Tether and Bitfinex’s accounts were seized by NYAG, which might have caused Tether to use reserves to bailout Bitfinex. So one can say that Tether was 100% backed until NYAG’s lawsuit.

But Why won’t Tether complete audits and shut the rumors down once and for all?

Tether did produce a 3rd party audit back in 2018 that proved that 100% of reserves were backed by U.S. dollars.*

But Bitfinex and Tether lost $850 million dollars of customer funds?

The same was reacquired by both during the launch of LEO tokens, which raised $1 billion dollars. Furthermore, Bitfinex is buying up LEO tokens, which observers may note they are early repaying quite quickly from monthly profits which are available in their transparency announcements. Asch’s conformity effect in play?
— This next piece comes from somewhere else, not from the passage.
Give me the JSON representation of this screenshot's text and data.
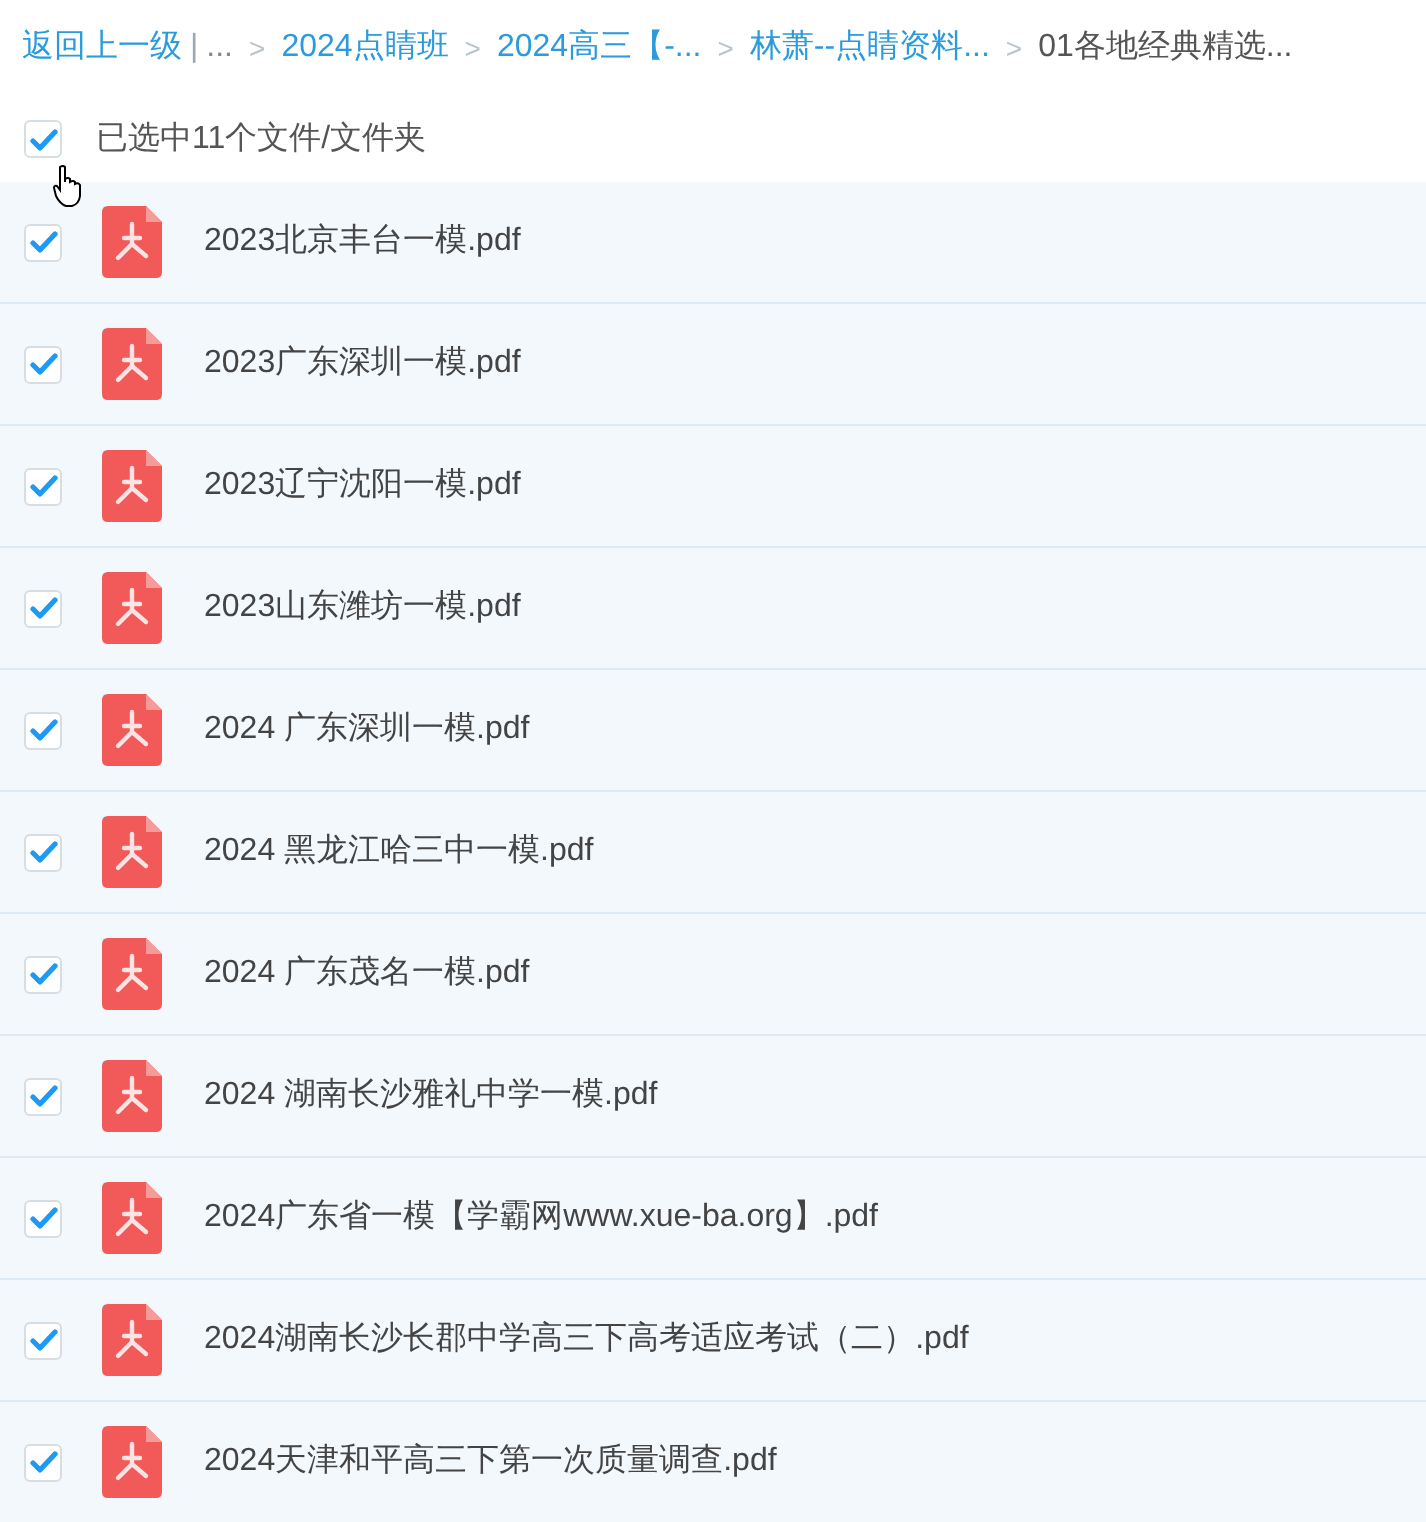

Asch’s conformity experiments conducted in 1935 investigated the extent to which social pressure from a majority group could affect a person to conform. The results were interpreted in multiple ways, however, a common denominator was that one-third of the participants conformed with the incorrect majority.

Yes, there are rumors and speculations about both parties but until proven, they are just that, rumors and speculations. Meanwhile, Bitfinex and Tether have not only managed to stay afloat in the midst of turmoil and adversity but are flourishing.

* The reserves of Tether was previously 100% backed by the U.S. Dollar, however, it is now backed by traditional currency and cash equivalents and, from time to time, may include other assets and receivables from loans made by Tether to third parties.